Mais la ville semblait muette, les remparts déserts et le ciel vide, car on n’entendait pas, en ces temps-là, le cri rauque et bref des corneilles, déroulant leur vol noir au-dessus des toits rouges ; les remparts n’avaient pas cette âme, les donjons étaient sans vie. Seule, parfois, dans le silence du matin ou dans la paix nocturne, vibrait la viole de Damoiselle Estoilette. Ainsi la nommait-on de ce nom gracieux et courtois, car elle était la familière étoile du manoir. Jongleurs et ménestrels joyeux chantaient à l’envi Estoilette, son doux maintien, sa voix plus claire que gazouillis d’oiseaux. Et tous la chérissaient grandement, car il leur était liesse au soir des dures chevauchées, ayant frappé vaillants coups d’estoc, d’ouïr les ballades d’amour que sonnait si tendrement Estoilette jolie.
Or, écoulez ce qu’il advint à la sage Estoilette et comment la douce voix cachait un cœur très dur.

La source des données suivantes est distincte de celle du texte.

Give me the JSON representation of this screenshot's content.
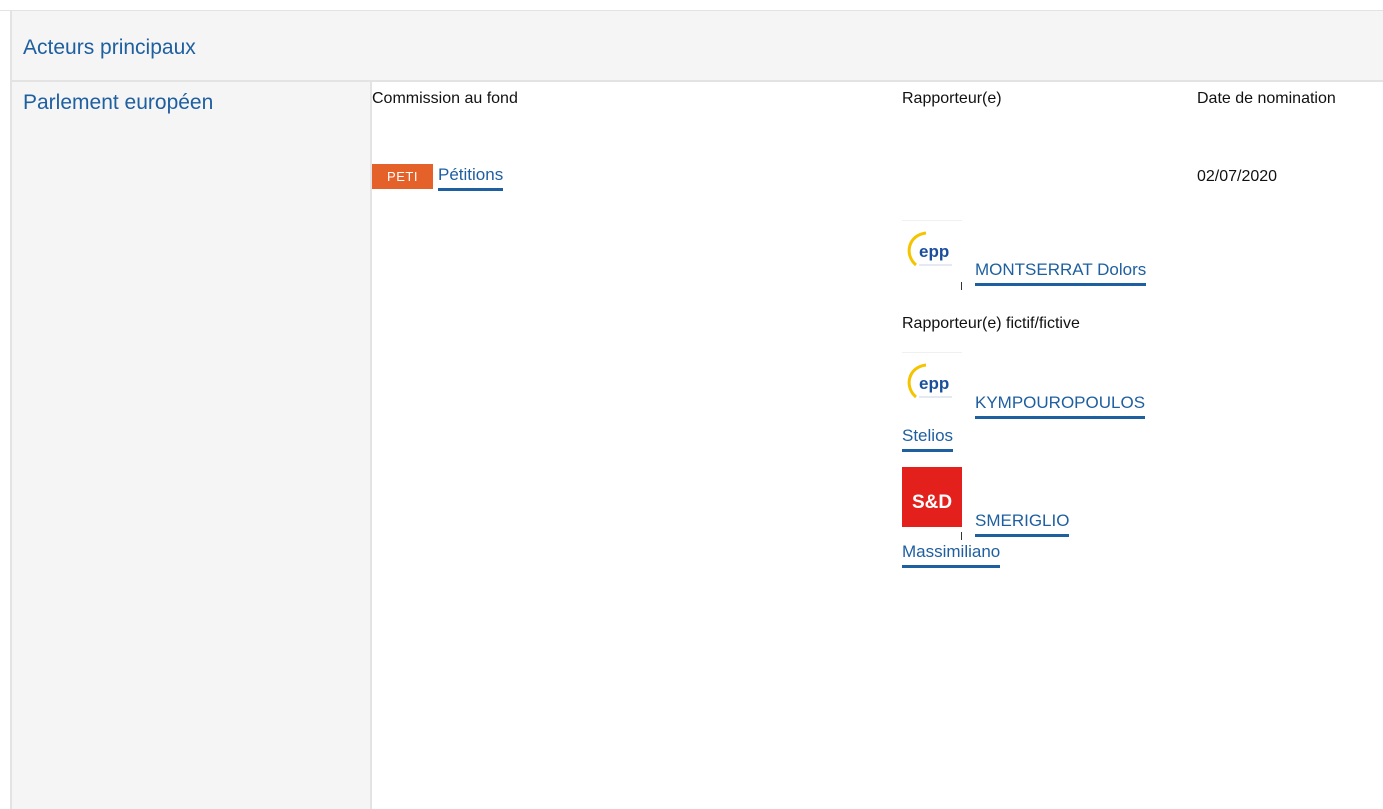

Parmi les chevaliers, preux hardis, il en était un que tous tenaient à grande estime, car plus vaillant que les autres il l’était en vérité. En bataille, son épée frappait le plus fort et c’était merveille de le voir pourfendre heaumes et hauberts d’un seul coup. Franchise et loyauté se lisaient en son regard ; « À Dieu mon honneur » était sa devise. Lors, il en oubliait le reste, « Mon amour à ma belle ! », car le preux chevalier n’avait cure d’aimer. Maintes fois, damoiselles de franche famille et dames de haut lignage l’avaient requis d’amour. Dans les tournois et les jeux, maintes belles l’approchaient et lui contaient muguetteries. Mais lui n’écoutait mie, car je vous l’ai dit, il n’avait cure d’aimer.

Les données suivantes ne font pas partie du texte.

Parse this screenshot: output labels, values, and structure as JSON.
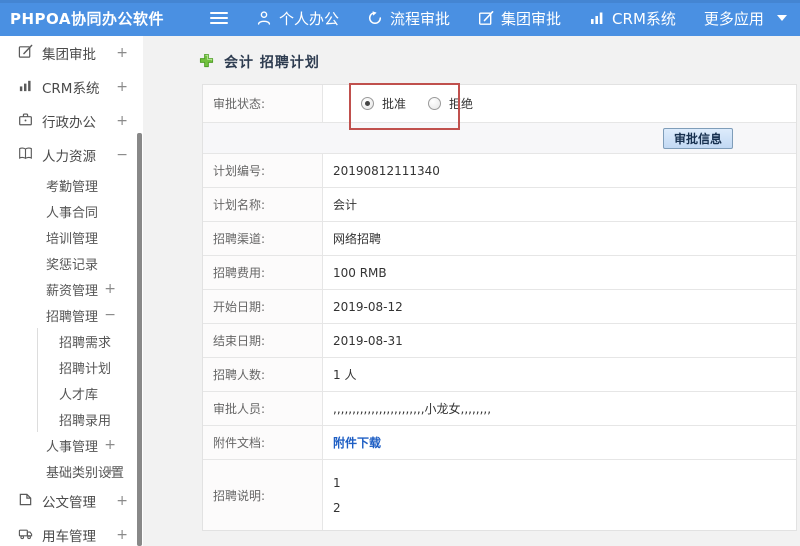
{
  "topbar": {
    "logo": "PHPOA协同办公软件",
    "nav": [
      {
        "label": "个人办公",
        "icon": "person-icon"
      },
      {
        "label": "流程审批",
        "icon": "process-icon"
      },
      {
        "label": "集团审批",
        "icon": "edit-icon"
      },
      {
        "label": "CRM系统",
        "icon": "chart-icon"
      },
      {
        "label": "更多应用",
        "icon": "caret-down-icon"
      }
    ]
  },
  "sidebar": {
    "items": [
      {
        "label": "集团审批",
        "toggle": "+",
        "icon": "edit-icon"
      },
      {
        "label": "CRM系统",
        "toggle": "+",
        "icon": "chart-icon"
      },
      {
        "label": "行政办公",
        "toggle": "+",
        "icon": "briefcase-icon"
      },
      {
        "label": "人力资源",
        "toggle": "−",
        "icon": "book-icon"
      },
      {
        "label": "考勤管理"
      },
      {
        "label": "人事合同"
      },
      {
        "label": "培训管理"
      },
      {
        "label": "奖惩记录"
      },
      {
        "label": "薪资管理",
        "toggle": "+"
      },
      {
        "label": "招聘管理",
        "toggle": "−"
      },
      {
        "label": "招聘需求"
      },
      {
        "label": "招聘计划"
      },
      {
        "label": "人才库"
      },
      {
        "label": "招聘录用"
      },
      {
        "label": "人事管理",
        "toggle": "+"
      },
      {
        "label": "基础类别设置",
        "toggle": "+"
      },
      {
        "label": "公文管理",
        "toggle": "+",
        "icon": "document-icon"
      },
      {
        "label": "用车管理",
        "toggle": "+",
        "icon": "truck-icon"
      }
    ]
  },
  "main": {
    "title": "会计 招聘计划",
    "approval": {
      "label": "审批状态:",
      "approve": "批准",
      "reject": "拒绝",
      "selected": "批准"
    },
    "approval_button": "审批信息",
    "fields": [
      {
        "label": "计划编号:",
        "value": "20190812111340"
      },
      {
        "label": "计划名称:",
        "value": "会计"
      },
      {
        "label": "招聘渠道:",
        "value": "网络招聘"
      },
      {
        "label": "招聘费用:",
        "value": "100 RMB"
      },
      {
        "label": "开始日期:",
        "value": "2019-08-12"
      },
      {
        "label": "结束日期:",
        "value": "2019-08-31"
      },
      {
        "label": "招聘人数:",
        "value": "1 人"
      },
      {
        "label": "审批人员:",
        "value": ",,,,,,,,,,,,,,,,,,,,,,,,小龙女,,,,,,,,"
      }
    ],
    "attachment": {
      "label": "附件文档:",
      "link_text": "附件下载"
    },
    "description": {
      "label": "招聘说明:",
      "line1": "1",
      "line2": "2"
    }
  }
}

Vint le renouveau d’avril et les oiseaux menèrent leurs chansons. Les fleurettes parfumaient les prés verts, les aurores étaient plus claires et l’air plus léger. Le chant des fontaines bleues glissait lentement dans les rues. C’était le temps où tout aime en la nature, où les cœurs joyeux s’épanouissent aussi. Chaque vesprée, sous le soleil rajeuni, damoiseaux et damoiselles tenaient cour d’amour. Estoilette était la plus belle, sa voix la plus fraîche, son regard le plus doux, sous le blanc hennin. Ses fines mains pinçaient la viole avec plus de grâce. Or, si divinement chanta la damoiselle que le preux chevalier qui n’avait cure d’aimer sentit son cœur battre plus fort. Oyez, comme amour fait merveilles. Dès lors, il n’a repos ni sommeil ; il faut qu’il la voie, qu’il lui parle, qu’il l’entende. Il est songeur et dolent, car toujours est tourmenté celui qui aime avec loyauté. Il éprouve dure angoisse, car Estoilette ne prend garde à lui. Pour elle, il abandonne faucons et chevauchées, il ne quitte plus le manoir et toute sa gent s’inquiète et s’étonne. Le soir, quand les ombres sont tombées sur les remparts, il va sous la fenêtre d’Estoilette qui souvent vient muser au clair de lune. Là, il chante, à voix douce et triste, la ballade qu’il fit pour elle.
Au noir castel
Le chant des brises
À la fenêtre l’a surprise.
Au noir castel
Le chant des brises
Se brise.
Dans le soir bleu
De lune lente,
À la fenêtre, ô ma dolente.
Dans le soir bleu,
De lune lente,
Qui chante,
Mon cœur attend,
À la fenêtre.
Dans un moment, vas-tu paraître ?
Mon cœur attend,
Vas-tu paraître ?
– Peut-être. –
Las, de mon cœur
Qu’amour enchaîne,
Pauvre de moi ! Dame lointaine !
Sois de mon cœur
Qu’amour enchaîne
La Reine !
Mais Estoilette – qui l’entendait – Estoilette ne vint pas à la fenêtre. Elle dit un jour à qui si tendrement la chérissait :
– Beau chevalier, de ta romance peu me chaut. Oncques ne t’aimerai, l’amour ne te rendrai...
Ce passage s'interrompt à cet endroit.